“Bahkan Pertamina sendiri yang akan menjadi induk dari holding BUMN Migas, sampai Desember 2017 lalu memiliki utang sebesar Rp 153,7 triliun. Kalau dilihat dari neraca keuangan, bisa dinilai PGN cukup stabil dan sehat sedangkan Pertamina dalam kondisi yang kritis,” ujar Jajang dikutip dari hasil riset yang dibuatnya, Selasa (13/3/2018).
Tanpa tedeng aling-aling CBA menyimpulkan upaya Kementerian BUMN untuk melakukan merger PGN dengan Pertagas, tidak lain dari upaya “merampok” PGN.
“Ambisi Menteri BUMN Rini Soemarno yang begitu menggebu-gebu untuk menggabungkan kedua perusahaan, terselip udang di balik batu. Dengan dilakukannya penggabungan atau merger dua perusahaan gas juga bisa menimbulkan monopoli usaha karena tidak ada lagi persaingan usaha dan pengguna dalam hal ini masyarakat tidak ada pilihan harga gas yang berbeda lagi,” kata Jajang.
Menguntungkan Mafia Migas
Oleh karena itu, CBA memastikan kebijakan merger PGN dengan Pertagas hanya menguntungkan kelompok tertentu dan bisa menyengsarakan rakyat sehingga harus ditolak oleh masyarakat.
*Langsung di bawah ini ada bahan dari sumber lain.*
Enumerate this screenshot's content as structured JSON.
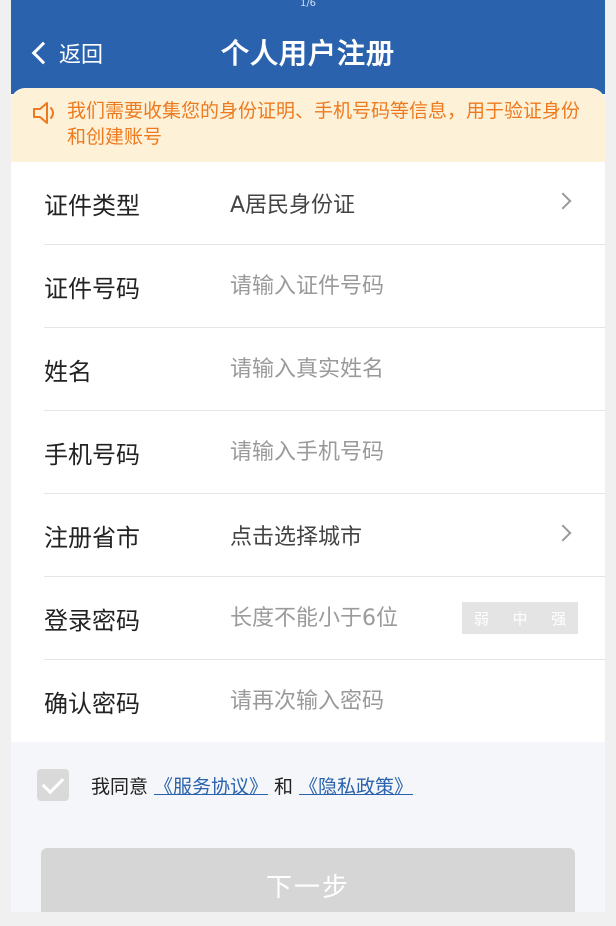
{
  "status_bar": {
    "text": "1/6"
  },
  "header": {
    "back_label": "返回",
    "title": "个人用户注册"
  },
  "notice": {
    "text": "我们需要收集您的身份证明、手机号码等信息，用于验证身份和创建账号",
    "icon": "speaker-icon"
  },
  "form": {
    "rows": [
      {
        "label": "证件类型",
        "value": "A居民身份证"
      },
      {
        "label": "证件号码",
        "placeholder": "请输入证件号码"
      },
      {
        "label": "姓名",
        "placeholder": "请输入真实姓名"
      },
      {
        "label": "手机号码",
        "placeholder": "请输入手机号码"
      },
      {
        "label": "注册省市",
        "value": "点击选择城市"
      },
      {
        "label": "登录密码",
        "placeholder": "长度不能小于6位"
      },
      {
        "label": "确认密码",
        "placeholder": "请再次输入密码"
      }
    ],
    "strength": [
      "弱",
      "中",
      "强"
    ]
  },
  "agreement": {
    "prefix": "我同意",
    "service": "《服务协议》",
    "and": "和",
    "privacy": "《隐私政策》"
  },
  "next_button": {
    "label": "下一步"
  },
  "colors": {
    "primary": "#2a62ad",
    "notice_bg": "#fdf1d8",
    "notice_text": "#ee7a1f",
    "disabled": "#d6d6d6"
  }
}
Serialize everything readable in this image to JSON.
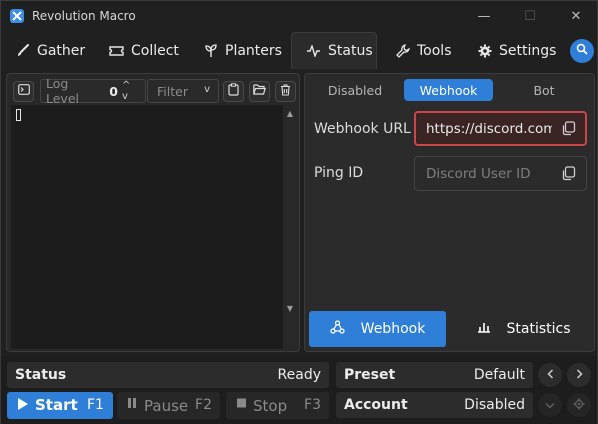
{
  "window": {
    "title": "Revolution Macro",
    "minimize_icon": "—",
    "maximize_icon": "☐",
    "close_icon": "✕"
  },
  "tabs": [
    {
      "label": "Gather",
      "icon": "brush-icon"
    },
    {
      "label": "Collect",
      "icon": "ticket-icon"
    },
    {
      "label": "Planters",
      "icon": "sprout-icon"
    },
    {
      "label": "Status",
      "icon": "pulse-icon",
      "active": true
    },
    {
      "label": "Tools",
      "icon": "wrench-icon"
    },
    {
      "label": "Settings",
      "icon": "gear-icon"
    }
  ],
  "console": {
    "log_level_label": "Log Level",
    "log_level_value": "0",
    "log_level_arrows": "^ v",
    "filter_label": "Filter",
    "filter_chevron": "v"
  },
  "webhook_panel": {
    "modes": [
      "Disabled",
      "Webhook",
      "Bot"
    ],
    "selected_mode": "Webhook",
    "webhook_url_label": "Webhook URL",
    "webhook_url_value": "https://discord.com/api/webhooks/",
    "ping_id_label": "Ping ID",
    "ping_id_placeholder": "Discord User ID",
    "webhook_button": "Webhook",
    "statistics_button": "Statistics"
  },
  "bottom": {
    "status_label": "Status",
    "status_value": "Ready",
    "preset_label": "Preset",
    "preset_value": "Default",
    "account_label": "Account",
    "account_value": "Disabled",
    "start_label": "Start",
    "start_key": "F1",
    "pause_label": "Pause",
    "pause_key": "F2",
    "stop_label": "Stop",
    "stop_key": "F3"
  },
  "colors": {
    "accent": "#2f7fd8",
    "error_border": "#c9474a",
    "background": "#202020"
  }
}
Sebelumnya, Wakil Ketua Komisi VI DPR Inas N Zubir mengatakan kebijakan holding BUMN migas yang dijalankan Pemerintahan Joko Widodo (Jokowi) dengan menerbitkan Peraturan Pemerintah (PP) Nomor 6 Tahun 2018 tentang Penyertaan Modal Negara (PMN) Republik Indonesia ke Dalam Modal Saham Perusahaan (Perseroan) terlalu terburu-buru hingga mengabaikan berbagai aspek.
Inas menyebut sebanyak 29 persen pemegang saham PGN yang merupakan perusahaan publik masih menolak pembentukan holding tersebut.